Alors que la transition énergétique est devenue une priorité mondiale, la Caraïbe reste en retrait sur l’éolien. Pourtant, la ressource est là : un vent constant, parfois puissant, qui pourrait alimenter des milliers de foyers. Mais dans les faits, le solaire domine largement le paysage énergétique régional, et l’éolien ne décolle qu’à petites touches.
Le risque cyclonique, un frein majeur
Premier obstacle : le climat. Dans une zone régulièrement frappée par des ouragans, implanter des éoliennes classiques est risqué. Les vents extrêmes d’Irma ou de Maria, dépassant 250 km/h, auraient pulvérisé la plupart des installations standards. Des modèles « hurricane-proof » existent, mais ils coûtent beaucoup plus cher. Résultat : de nombreux projets restent au stade d’étude.
Des réseaux trop fragiles
Autre difficulté : la taille des réseaux électriques. Dans les îles, ils ne dépassent souvent pas 250 MW de capacité totale. Intégrer une source intermittente comme l’éolien implique des investissements lourds dans le stockage et la régulation. La Guadeloupe, par exemple, a intégré environ 40 MW d’éolien, mais doit constamment réguler pour éviter les déséquilibres.
Coûts logistiques élevés
Installer une éolienne dans une île, ce n’est pas comme sur un continent. Les pales, longues de dizaines de mètres, doivent être acheminées par bateau, puis transportées sur des routes étroites et souvent escarpées. Des grues spéciales doivent être mobilisées. Autant de surcoûts qui pèsent lourdement, alors même que les centrales thermiques au fioul restent subventionnées et compétitives.
Le solaire, concurrent plus simple
À ces obstacles s’ajoute une concurrence directe : le photovoltaïque. Plus simple à installer, plus facile à financer, il s’impose partout. La Caribbean Development Bank (CDB) estime que près de 90 % des projets renouvelables en cours dans la région concernent le solaire. L’éolien, lui, est relégué au second plan.
Exemples contrastés dans la région
- Jamaïque : le parc de Wigton (63 MW) alimente plus de 50 000 foyers et reste le plus grand projet éolien anglophone de la région. Mais il ne couvre qu’une petite part du mix énergétique national.

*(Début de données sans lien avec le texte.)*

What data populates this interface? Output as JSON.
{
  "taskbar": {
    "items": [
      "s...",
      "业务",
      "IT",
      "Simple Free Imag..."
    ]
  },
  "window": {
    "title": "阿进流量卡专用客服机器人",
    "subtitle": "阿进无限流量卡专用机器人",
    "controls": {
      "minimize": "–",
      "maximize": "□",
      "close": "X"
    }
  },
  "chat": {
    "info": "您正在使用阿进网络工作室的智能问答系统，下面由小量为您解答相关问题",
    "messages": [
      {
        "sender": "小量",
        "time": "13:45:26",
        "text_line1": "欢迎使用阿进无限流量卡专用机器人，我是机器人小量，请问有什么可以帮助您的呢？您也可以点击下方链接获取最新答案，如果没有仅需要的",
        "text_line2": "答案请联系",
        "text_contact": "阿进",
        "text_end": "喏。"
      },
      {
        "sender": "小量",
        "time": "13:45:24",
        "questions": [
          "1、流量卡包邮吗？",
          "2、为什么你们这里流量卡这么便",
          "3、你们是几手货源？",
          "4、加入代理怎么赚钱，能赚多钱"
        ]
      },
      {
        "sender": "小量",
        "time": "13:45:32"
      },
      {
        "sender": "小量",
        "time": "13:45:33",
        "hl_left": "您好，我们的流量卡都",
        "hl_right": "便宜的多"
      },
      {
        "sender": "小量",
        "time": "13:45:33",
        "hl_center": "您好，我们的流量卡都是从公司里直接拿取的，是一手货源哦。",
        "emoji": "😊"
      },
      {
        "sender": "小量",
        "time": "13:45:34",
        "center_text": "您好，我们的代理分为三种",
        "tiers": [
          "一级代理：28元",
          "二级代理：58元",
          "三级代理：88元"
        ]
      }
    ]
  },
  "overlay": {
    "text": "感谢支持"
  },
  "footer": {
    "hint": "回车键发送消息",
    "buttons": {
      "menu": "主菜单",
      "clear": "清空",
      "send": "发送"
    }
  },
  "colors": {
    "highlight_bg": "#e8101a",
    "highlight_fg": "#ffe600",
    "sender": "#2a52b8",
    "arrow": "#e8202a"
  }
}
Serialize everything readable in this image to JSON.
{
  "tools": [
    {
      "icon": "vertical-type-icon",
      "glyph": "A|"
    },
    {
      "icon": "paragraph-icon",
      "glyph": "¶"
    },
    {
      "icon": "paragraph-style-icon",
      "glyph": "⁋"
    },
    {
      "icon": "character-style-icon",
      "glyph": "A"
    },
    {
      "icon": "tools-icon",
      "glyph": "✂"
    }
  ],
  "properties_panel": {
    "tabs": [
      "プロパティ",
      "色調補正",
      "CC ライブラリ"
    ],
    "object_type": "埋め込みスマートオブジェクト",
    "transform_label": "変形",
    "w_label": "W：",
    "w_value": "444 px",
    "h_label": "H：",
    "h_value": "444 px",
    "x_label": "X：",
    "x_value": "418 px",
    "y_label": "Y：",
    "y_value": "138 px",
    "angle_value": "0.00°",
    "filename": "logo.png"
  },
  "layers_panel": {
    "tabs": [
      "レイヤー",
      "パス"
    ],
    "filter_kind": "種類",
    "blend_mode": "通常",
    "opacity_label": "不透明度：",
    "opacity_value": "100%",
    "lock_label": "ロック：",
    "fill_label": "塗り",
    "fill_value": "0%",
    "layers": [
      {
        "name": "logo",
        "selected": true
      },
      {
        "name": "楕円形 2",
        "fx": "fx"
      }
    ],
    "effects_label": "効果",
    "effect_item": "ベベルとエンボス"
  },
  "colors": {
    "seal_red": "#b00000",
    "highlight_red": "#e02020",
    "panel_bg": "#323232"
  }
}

- République dominicaine : pays le plus ambitieux, avec plusieurs parcs totalisant plusieurs centaines de MW. Selon certaines études, le potentiel dépasserait 10 000 MW. Aujourd’hui, l’éolien représente environ 35 % des énergies renouvelables produites dans le pays.
- Curaçao : deux petits parcs totalisent 12 MW. Des projets offshore sont envisagés pour réduire les conflits d’usage du sol.

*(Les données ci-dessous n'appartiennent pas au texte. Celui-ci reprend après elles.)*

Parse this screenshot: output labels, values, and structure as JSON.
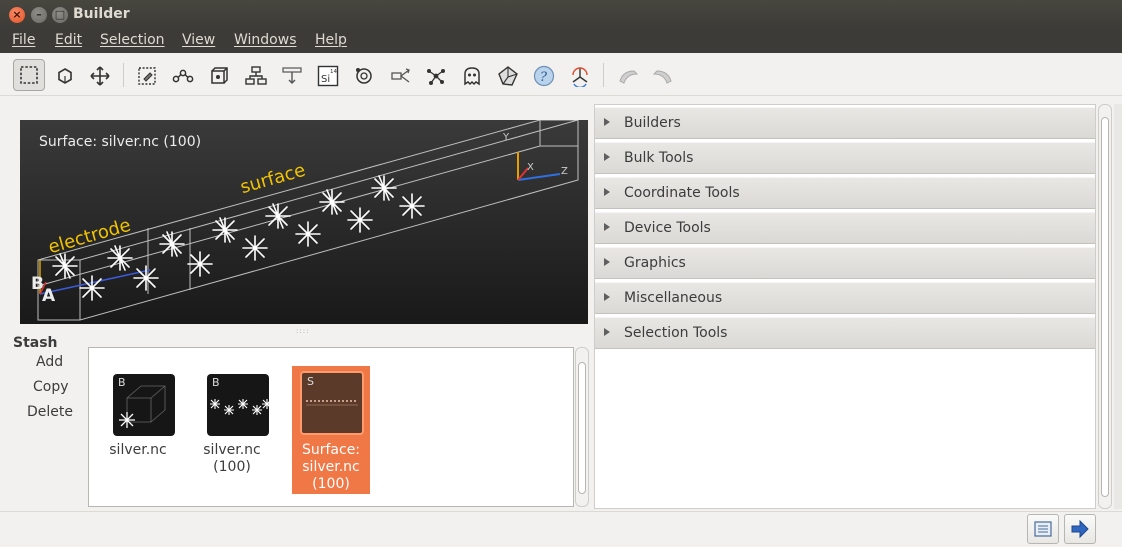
{
  "window": {
    "title": "Builder"
  },
  "menubar": {
    "items": [
      {
        "label": "File"
      },
      {
        "label": "Edit"
      },
      {
        "label": "Selection"
      },
      {
        "label": "View"
      },
      {
        "label": "Windows"
      },
      {
        "label": "Help"
      }
    ]
  },
  "toolbar": {
    "tools": [
      {
        "icon": "select-region-icon",
        "active": true
      },
      {
        "icon": "rotate-icon"
      },
      {
        "icon": "move-icon"
      },
      {
        "icon": "select-tool-icon"
      },
      {
        "icon": "bonds-icon"
      },
      {
        "icon": "cell-icon"
      },
      {
        "icon": "hierarchy-icon"
      },
      {
        "icon": "measure-icon"
      },
      {
        "icon": "element-si-icon",
        "element_symbol": "Si",
        "element_number": "14"
      },
      {
        "icon": "atom-label-icon"
      },
      {
        "icon": "split-icon"
      },
      {
        "icon": "molecule-icon"
      },
      {
        "icon": "ghost-icon"
      },
      {
        "icon": "polyhedra-icon"
      },
      {
        "icon": "help-icon"
      },
      {
        "icon": "axes-icon"
      },
      {
        "icon": "undo-icon"
      },
      {
        "icon": "redo-icon"
      }
    ]
  },
  "viewport": {
    "label": "Surface: silver.nc (100)",
    "electrode_label": "electrode",
    "surface_label": "surface",
    "axis_y": "Y",
    "axis_x": "X",
    "axis_z": "Z",
    "corner_b": "B",
    "corner_a": "A"
  },
  "stash": {
    "title": "Stash",
    "add_label": "Add",
    "copy_label": "Copy",
    "delete_label": "Delete",
    "items": [
      {
        "letter": "B",
        "label": "silver.nc",
        "selected": false
      },
      {
        "letter": "B",
        "label": "silver.nc (100)",
        "selected": false
      },
      {
        "letter": "S",
        "label": "Surface: silver.nc (100)",
        "selected": true
      }
    ]
  },
  "panels": {
    "sections": [
      {
        "label": "Builders"
      },
      {
        "label": "Bulk Tools"
      },
      {
        "label": "Coordinate Tools"
      },
      {
        "label": "Device Tools"
      },
      {
        "label": "Graphics"
      },
      {
        "label": "Miscellaneous"
      },
      {
        "label": "Selection Tools"
      }
    ]
  },
  "bottombar": {
    "buttons": [
      {
        "icon": "panel-icon"
      },
      {
        "icon": "send-arrow-icon"
      }
    ]
  },
  "colors": {
    "accent": "#f07746",
    "highlight_text": "#f2c400",
    "titlebar": "#3c3b37"
  }
}
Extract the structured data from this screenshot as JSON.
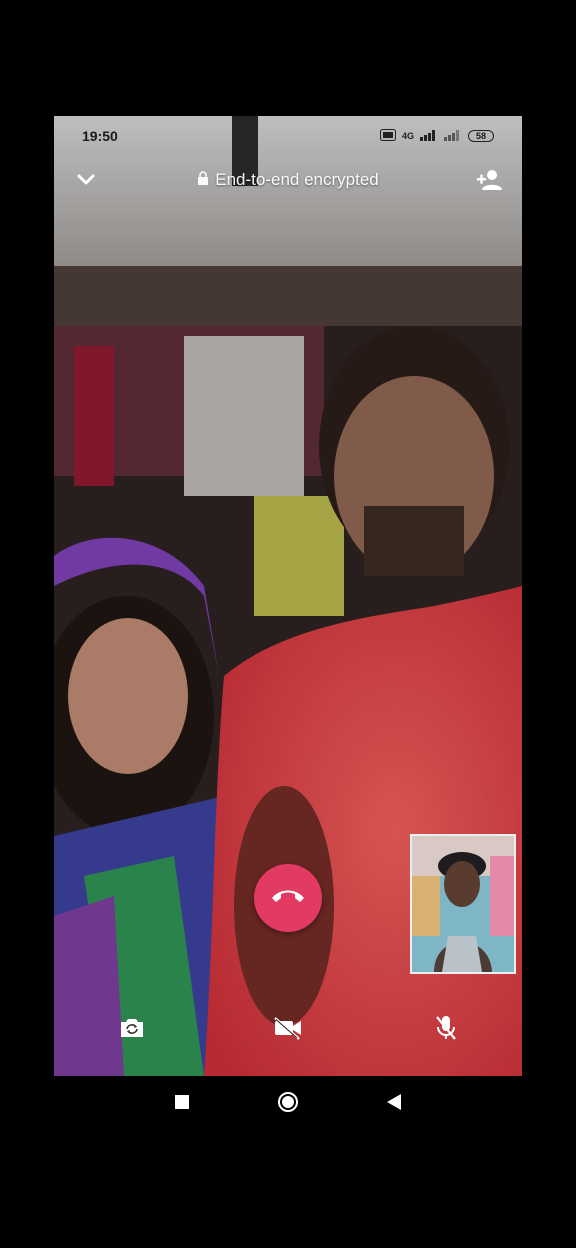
{
  "status_bar": {
    "time": "19:50",
    "network": "4G",
    "battery": "58"
  },
  "header": {
    "encryption_text": "End-to-end encrypted"
  },
  "icons": {
    "back": "chevron-down-icon",
    "lock": "lock-icon",
    "add_participant": "add-person-icon",
    "end_call": "phone-hangup-icon",
    "switch_camera": "switch-camera-icon",
    "video_off": "video-off-icon",
    "mic_off": "mic-off-icon",
    "nav_recent": "square-icon",
    "nav_home": "circle-icon",
    "nav_back": "triangle-back-icon"
  },
  "colors": {
    "end_call": "#e23a62",
    "controls": "#ffffff"
  }
}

- Bonaire : pionnière, l’île tire 40 à 45 % de son électricité de l’éolien, l’un des meilleurs taux de la région.
- La Désirade, Guadeloupe : pionnière dès 1992 avec 20 petites éoliennes pliables, La Désirade dispose aujourd’hui de 6 machines de 275 kW. En Guadeloupe, le parc de Petite Place (2,5 MW) complète l’offre, mais l’éolien reste marginal par rapport au solaire et à la biomasse.
Acceptabilité sociale et environnementale
Dans des territoires où le paysage est un atout touristique, les éoliennes suscitent des résistances. Leur impact visuel est critiqué, tout comme les risques pour les oiseaux migrateurs et les chauves-souris. Les procédures administratives sont longues, et les oppositions locales fréquentes.
Quelles perspectives ?
Malgré ces freins, l’éolien caribéen n’est pas condamné. Des innovations apparaissent : éoliennes pliables ou rétractables, projets offshore flottants, hybridation solaire-éolien avec batteries. La Jamaïque, Curaçao et Bonaire montrent que c’est possible, à condition d’adapter les technologies et de sécuriser les financements.
Les chiffres clés de l’éolien dans la région
- 63 MW – capacité du parc éolien de Wigton (Jamaïque), le plus grand de la région anglophone.
- 40 à 45 % – part de l’électricité produite par l’éolien à Bonaire, record régional.
- 35 % – contribution de l’éolien dans la production d’énergies renouvelables en République dominicaine.
- 12 MW – capacité totale des deux parcs éoliens de Curaçao.
- 20 petites éoliennes installées dès 1993 à La Désirade (Guadeloupe), pionnière avec un système pliable anti-cyclone.